Ce sera au travers de thématiques telles que la légitimité de cette candidature, la désacralisation du « politique », la naïveté politique de l’homme Youssou N’Dour.


-Eléments de légitimation de la Candidature Youssou N’Dour :
L’idée est de déterminer comment d’un point de vu « démocratique » prend forme une candidature. L’idée de « code démocratique » je le définie ici comme un dispositif de croyances et de valeurs qui organise notre perception de la démocratie au Sénégal. Dans ce cas précis, il s’agit d’accepter pour Youssou N’Dour, citoyen Sénégalais ce que l’on peut accepter pour les autres candidats déclarés sur la base de l’appartenance à une même citoyenneté à savoir Sénégalaise. Aussi, si la démocratie dans son acception traditionnelle est définie comme la mise en place de conditions permettant l’égal accès des citoyens sans exclusive à l’exercice du pouvoir, donc toute candidature peut être légitimé sous cet angle.

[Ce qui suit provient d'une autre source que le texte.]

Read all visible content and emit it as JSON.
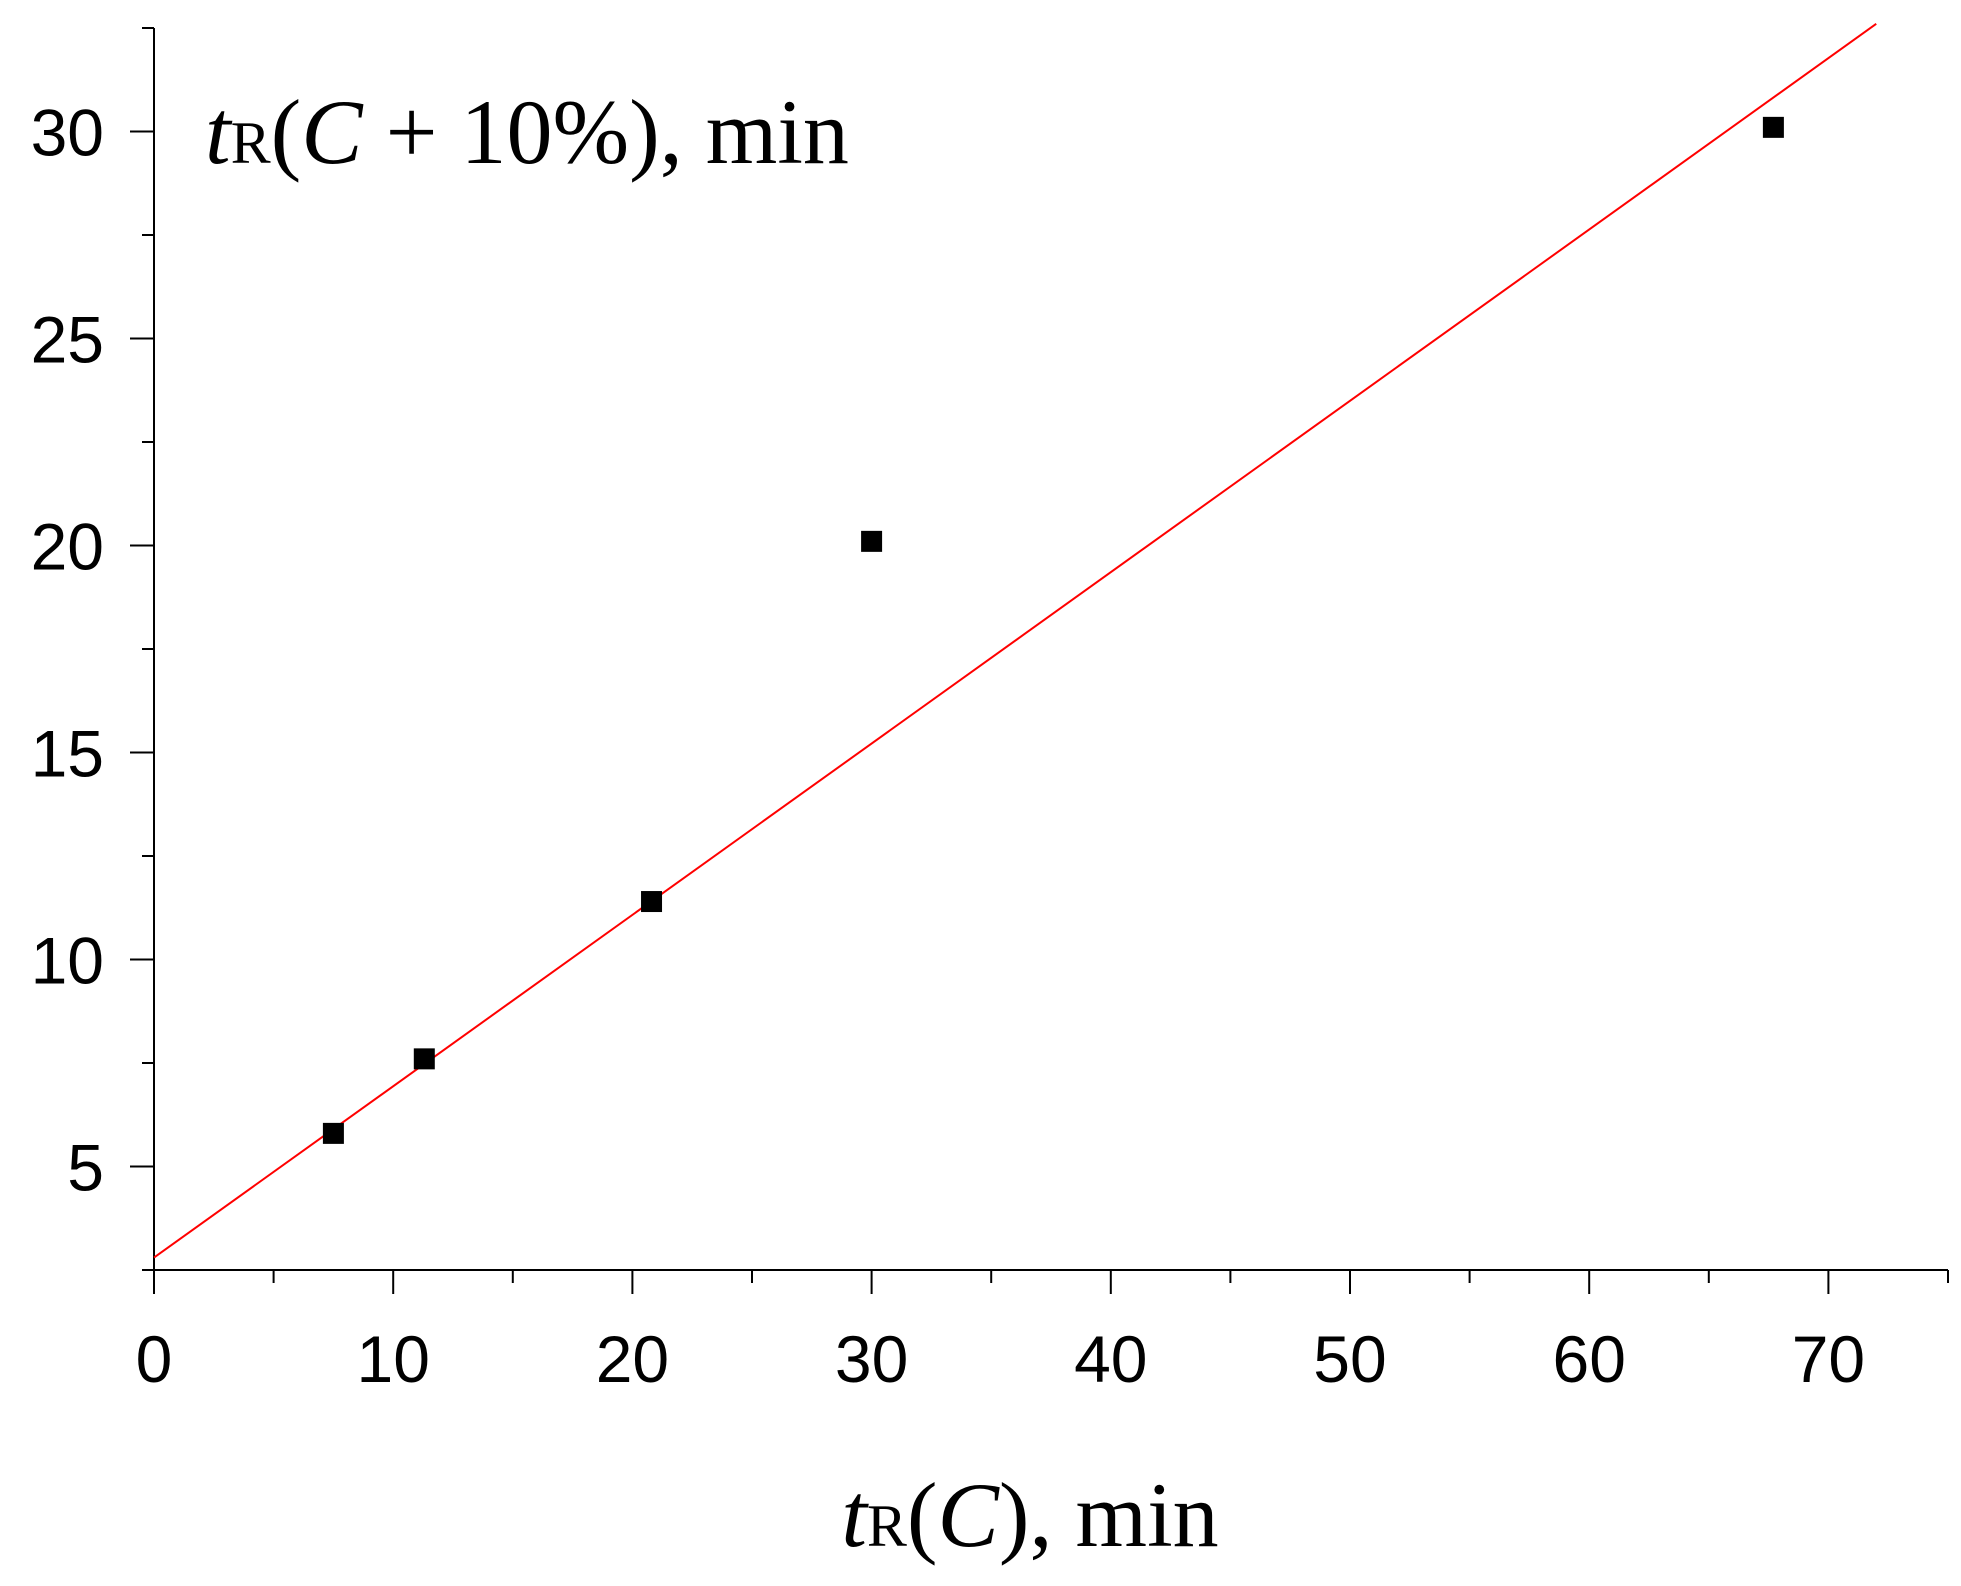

Au regard des profils et historiques des autres candidats, la candidature de Youssou N’Dour analysée de manière logique n’est pas moins intéressante que les autres.
Pour ceux qui émettent le doute sur les capabilités étatiques de Youssou N’Dour, il faudra juste leur rappeler le caractère d’entreprise que revêt un Etat tel que définit par Max Weber : L’Etat est : « Une entreprise politique de caractère institutionnel lorsque et tant que sa direction administrative revendique avec succès, dans l’application des règlements, le monopole de la contrainte physique légitime ». Ce qui se rajoute par rapport à une précédente version c’est la notion d’entreprise politique : « On appellera entreprise une activité rationnelle continue d’un genre particulier », l’Etat est une entreprise, c’est à dire un travail de réflexion continue sur l’exercice du pouvoir, un travail d’intellectualisation de la domination. Pourquoi pas donc Youssou N’Dour chef d’Etat ? Si on sait qu’il a crée et réussi à maintenir des entreprises en vie, de surcroit même leur donnant un succès incontestable (Groupe futur media). Cette candidature peut aussi être analysée sous le prisme de la crise politique, crise de représentation de cette dernière.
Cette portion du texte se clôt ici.